Una vez más aumentan de súbito los ruidos de fuera; esto nos obliga a salir precipitadamente con las armas en la mano. A la luz indecisa del amanecer han realizado los ingleses un ataque contra nuestra barricada, que ha sido rechazado. Las blancas nubes de vapor de las granadas de mano se ciernen todavía sobre el tramo de trinchera no ocupado, por encima del cual se entrecruzan las ráfagas de las ametralladoras. Inmóviles, los apuntadores están inclinados sobre sus tableteantes armas; inmediatamente detrás del pequeño pliegue del terreno yace muerto un centinela; su uniforme está desgarrado por los cascos de metralla. Es la imagen habitual de las luchas de barricadas; a veces dura varios días, siempre igual; lo único que cambia es la cifra de los muertos, que lentamente va aumentando, luego nos llega una orden del jefe de las tropas combatientes. Dice que es preciso recuperar el borde delantero de la zona avanzada hasta la línea principal de resistencia; el batallón que hasta ahora se encontraba en período de descanso vendrá a ocupar esa posición; nosotros podemos evacuar la Trinchera del Seto y replegarnos hasta el terraplén del ferrocarril, donde deberemos ocupar una posición de contención. Es tiempo de hacerlo, pues de nuevo vuelven a caer cerca de nosotros las primeras granadas.

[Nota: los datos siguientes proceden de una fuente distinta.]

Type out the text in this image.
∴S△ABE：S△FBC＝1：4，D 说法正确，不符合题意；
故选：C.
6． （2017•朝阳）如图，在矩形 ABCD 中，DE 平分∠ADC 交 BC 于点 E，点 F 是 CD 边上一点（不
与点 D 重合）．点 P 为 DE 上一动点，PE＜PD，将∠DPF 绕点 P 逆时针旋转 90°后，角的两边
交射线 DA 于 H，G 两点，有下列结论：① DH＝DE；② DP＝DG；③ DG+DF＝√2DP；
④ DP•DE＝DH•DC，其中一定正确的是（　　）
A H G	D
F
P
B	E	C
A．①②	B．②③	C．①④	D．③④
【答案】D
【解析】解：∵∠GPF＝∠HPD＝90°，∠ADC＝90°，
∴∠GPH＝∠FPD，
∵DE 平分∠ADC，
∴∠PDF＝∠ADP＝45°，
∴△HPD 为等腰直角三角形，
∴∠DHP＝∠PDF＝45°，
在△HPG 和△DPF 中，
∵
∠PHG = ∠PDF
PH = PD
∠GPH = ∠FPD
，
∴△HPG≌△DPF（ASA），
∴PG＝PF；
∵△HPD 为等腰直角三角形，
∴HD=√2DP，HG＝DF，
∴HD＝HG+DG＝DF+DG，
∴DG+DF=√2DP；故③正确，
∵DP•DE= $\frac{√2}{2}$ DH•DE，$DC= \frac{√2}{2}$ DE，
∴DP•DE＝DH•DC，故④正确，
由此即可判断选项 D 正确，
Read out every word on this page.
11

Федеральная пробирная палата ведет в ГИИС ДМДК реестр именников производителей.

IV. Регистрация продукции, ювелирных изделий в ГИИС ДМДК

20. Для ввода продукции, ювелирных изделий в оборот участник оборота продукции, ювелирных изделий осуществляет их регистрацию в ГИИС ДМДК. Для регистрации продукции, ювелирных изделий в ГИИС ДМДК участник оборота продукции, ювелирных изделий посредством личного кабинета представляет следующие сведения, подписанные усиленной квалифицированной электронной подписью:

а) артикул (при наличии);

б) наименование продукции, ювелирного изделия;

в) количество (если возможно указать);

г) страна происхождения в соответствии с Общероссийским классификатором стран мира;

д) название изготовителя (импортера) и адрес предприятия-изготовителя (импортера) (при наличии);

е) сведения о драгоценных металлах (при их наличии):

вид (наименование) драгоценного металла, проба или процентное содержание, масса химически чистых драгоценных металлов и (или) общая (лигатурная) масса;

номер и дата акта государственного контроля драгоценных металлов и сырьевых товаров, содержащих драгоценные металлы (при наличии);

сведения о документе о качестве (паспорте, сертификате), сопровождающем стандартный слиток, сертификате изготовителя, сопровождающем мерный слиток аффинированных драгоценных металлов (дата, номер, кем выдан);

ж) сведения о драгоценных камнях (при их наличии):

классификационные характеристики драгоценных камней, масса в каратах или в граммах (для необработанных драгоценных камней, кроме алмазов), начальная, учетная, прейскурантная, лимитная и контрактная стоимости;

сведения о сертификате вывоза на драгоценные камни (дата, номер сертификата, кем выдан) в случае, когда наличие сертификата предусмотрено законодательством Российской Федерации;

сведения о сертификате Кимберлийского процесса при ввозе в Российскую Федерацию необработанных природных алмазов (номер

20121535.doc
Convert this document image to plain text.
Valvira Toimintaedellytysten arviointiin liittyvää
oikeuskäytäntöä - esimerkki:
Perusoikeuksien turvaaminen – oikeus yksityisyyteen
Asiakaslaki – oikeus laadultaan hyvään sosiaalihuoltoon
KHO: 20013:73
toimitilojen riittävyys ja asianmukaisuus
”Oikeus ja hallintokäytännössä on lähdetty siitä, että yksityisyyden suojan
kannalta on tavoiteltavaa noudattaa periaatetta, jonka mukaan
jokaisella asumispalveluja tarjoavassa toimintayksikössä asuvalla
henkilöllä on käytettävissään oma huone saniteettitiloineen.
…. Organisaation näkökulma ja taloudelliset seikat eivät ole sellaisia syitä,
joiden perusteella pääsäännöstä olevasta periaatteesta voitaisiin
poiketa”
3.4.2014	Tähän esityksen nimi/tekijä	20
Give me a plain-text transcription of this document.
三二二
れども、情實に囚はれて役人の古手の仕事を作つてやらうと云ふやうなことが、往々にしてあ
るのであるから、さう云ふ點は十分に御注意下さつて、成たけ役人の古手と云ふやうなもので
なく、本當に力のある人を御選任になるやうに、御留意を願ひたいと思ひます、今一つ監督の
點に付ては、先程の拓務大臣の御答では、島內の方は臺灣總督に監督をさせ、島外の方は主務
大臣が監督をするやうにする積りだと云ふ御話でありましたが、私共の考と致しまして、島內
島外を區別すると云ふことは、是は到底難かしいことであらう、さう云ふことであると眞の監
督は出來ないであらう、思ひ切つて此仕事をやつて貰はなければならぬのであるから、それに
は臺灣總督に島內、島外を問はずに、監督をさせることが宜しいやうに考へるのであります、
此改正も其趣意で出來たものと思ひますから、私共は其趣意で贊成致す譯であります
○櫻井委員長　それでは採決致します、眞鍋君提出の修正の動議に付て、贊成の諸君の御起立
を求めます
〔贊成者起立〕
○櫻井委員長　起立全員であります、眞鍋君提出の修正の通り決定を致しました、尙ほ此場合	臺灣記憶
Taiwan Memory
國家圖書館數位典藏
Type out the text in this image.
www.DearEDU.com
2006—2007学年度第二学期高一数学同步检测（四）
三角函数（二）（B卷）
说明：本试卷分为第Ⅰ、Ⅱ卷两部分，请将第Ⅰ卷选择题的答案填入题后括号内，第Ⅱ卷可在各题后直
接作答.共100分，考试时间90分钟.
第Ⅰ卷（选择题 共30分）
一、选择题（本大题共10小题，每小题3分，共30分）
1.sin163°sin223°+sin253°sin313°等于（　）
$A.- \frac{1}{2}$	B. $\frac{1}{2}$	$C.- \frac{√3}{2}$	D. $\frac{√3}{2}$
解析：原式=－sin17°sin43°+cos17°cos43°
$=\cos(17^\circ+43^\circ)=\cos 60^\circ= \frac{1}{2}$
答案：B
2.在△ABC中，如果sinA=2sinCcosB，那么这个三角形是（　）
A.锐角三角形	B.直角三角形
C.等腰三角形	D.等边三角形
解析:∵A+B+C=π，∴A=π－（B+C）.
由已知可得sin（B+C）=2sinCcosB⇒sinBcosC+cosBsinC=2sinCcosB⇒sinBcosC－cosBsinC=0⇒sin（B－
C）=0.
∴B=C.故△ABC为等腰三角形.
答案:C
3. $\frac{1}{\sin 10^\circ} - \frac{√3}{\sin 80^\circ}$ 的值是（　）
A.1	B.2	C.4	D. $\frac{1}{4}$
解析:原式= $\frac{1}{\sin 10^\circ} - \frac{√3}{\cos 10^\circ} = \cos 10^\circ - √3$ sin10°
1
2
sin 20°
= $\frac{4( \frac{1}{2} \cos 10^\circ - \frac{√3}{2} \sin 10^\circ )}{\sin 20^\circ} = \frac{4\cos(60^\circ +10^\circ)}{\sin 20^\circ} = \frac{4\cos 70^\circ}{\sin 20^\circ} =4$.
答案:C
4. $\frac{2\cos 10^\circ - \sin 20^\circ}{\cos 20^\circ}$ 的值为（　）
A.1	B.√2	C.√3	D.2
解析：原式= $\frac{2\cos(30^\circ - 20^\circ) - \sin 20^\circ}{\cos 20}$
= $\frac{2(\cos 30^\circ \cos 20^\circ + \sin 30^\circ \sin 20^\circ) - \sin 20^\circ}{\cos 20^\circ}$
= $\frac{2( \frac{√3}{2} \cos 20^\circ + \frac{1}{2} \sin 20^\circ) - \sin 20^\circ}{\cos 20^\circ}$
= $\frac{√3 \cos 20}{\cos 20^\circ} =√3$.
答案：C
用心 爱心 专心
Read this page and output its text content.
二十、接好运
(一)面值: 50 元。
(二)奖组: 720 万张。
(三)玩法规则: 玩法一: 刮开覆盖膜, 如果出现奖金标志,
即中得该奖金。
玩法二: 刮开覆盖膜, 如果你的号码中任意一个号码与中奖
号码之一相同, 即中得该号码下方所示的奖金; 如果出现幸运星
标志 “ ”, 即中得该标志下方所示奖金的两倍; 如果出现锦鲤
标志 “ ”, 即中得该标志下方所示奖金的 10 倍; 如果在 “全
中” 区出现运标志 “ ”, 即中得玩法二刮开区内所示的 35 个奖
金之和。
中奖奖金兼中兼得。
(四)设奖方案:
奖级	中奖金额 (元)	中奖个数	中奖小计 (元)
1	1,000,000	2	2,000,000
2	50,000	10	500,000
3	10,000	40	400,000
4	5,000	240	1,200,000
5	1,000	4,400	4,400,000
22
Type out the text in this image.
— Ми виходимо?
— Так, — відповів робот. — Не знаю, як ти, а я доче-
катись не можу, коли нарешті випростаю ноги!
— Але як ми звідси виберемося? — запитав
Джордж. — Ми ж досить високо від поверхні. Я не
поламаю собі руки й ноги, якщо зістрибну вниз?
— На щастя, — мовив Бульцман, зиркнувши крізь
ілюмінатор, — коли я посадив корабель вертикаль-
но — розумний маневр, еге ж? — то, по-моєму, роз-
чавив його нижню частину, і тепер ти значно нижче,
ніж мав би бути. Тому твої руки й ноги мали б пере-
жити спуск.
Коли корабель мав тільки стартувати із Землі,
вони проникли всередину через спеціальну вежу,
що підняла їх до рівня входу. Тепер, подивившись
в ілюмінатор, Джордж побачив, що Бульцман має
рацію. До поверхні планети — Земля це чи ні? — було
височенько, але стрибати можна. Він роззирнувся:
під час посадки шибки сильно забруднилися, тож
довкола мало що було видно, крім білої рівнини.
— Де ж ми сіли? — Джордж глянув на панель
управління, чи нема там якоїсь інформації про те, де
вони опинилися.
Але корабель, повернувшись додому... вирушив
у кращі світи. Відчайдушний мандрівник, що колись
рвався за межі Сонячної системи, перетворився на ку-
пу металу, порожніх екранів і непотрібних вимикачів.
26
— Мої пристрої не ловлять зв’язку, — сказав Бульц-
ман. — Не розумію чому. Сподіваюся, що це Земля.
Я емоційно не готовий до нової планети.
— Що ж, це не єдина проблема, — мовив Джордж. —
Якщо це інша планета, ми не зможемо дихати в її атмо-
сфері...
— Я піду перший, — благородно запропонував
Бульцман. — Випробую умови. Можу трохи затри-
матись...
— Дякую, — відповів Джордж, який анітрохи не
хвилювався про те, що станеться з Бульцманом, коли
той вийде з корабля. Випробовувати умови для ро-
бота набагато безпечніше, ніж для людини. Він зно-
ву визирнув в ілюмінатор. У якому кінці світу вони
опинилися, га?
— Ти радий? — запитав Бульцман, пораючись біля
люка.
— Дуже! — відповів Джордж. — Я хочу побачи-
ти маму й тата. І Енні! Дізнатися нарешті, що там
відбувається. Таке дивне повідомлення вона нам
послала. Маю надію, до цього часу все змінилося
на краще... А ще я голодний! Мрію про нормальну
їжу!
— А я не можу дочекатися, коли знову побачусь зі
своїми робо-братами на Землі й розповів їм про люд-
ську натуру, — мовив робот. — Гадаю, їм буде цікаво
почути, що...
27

La situación está totalmente aclarada y la gran maquinaria es puesta en movimiento para una nueva jornada de trabajo.

Sauchy

Antes de que vinieran a relevarnos hicimos frente una vez más al Bosquecillo. Avanzando por la Trinchera de la Hondonada, y sin que se realizara previamente una preparación artillera, intentamos rodearlo, pero el adversario nos rechazó. Más tarde, tras un intenso bombardeo previo, entramos en acción en la Trinchera del Seto y en el Camino de Puisieux; se trataba de realizar, junto con la compañía de asalto, un ataque frontal contra el Bosquecillo. Tampoco esta vez nos acompañó la suerte. El destacamento que avanzaba por el Camino de Puisieux fue detenido con cargas explosivas, y nosotros, los que nos hallábamos en la Trinchera del Seto, sufrimos primero numerosas bajas causadas por nuestra propia artillería, y luego, mientras avanzábamos, nos vimos súbitamente rodeados por una compañía de neozelandeses; surgida de la tierra como por ensalmo, esa compañía apareció en terreno descubierto y nos batió tan intensamente con granadas de mano que sólo unos pocos escaparon con vida de esa carnicería. Más tarde estuvimos defendiendo durante dos días un ignoto tramo de trinchera, en el que al final había más cadáveres que supervivientes, hasta que vinieron a relevarnos tropas del 164.º Regimiento. No queda tiempo para describir con detenimiento estos hechos y sería, además, una interminable repetición de lo mismo. Ya ahora empiezan a difuminarse en la memoria los detalles aislados.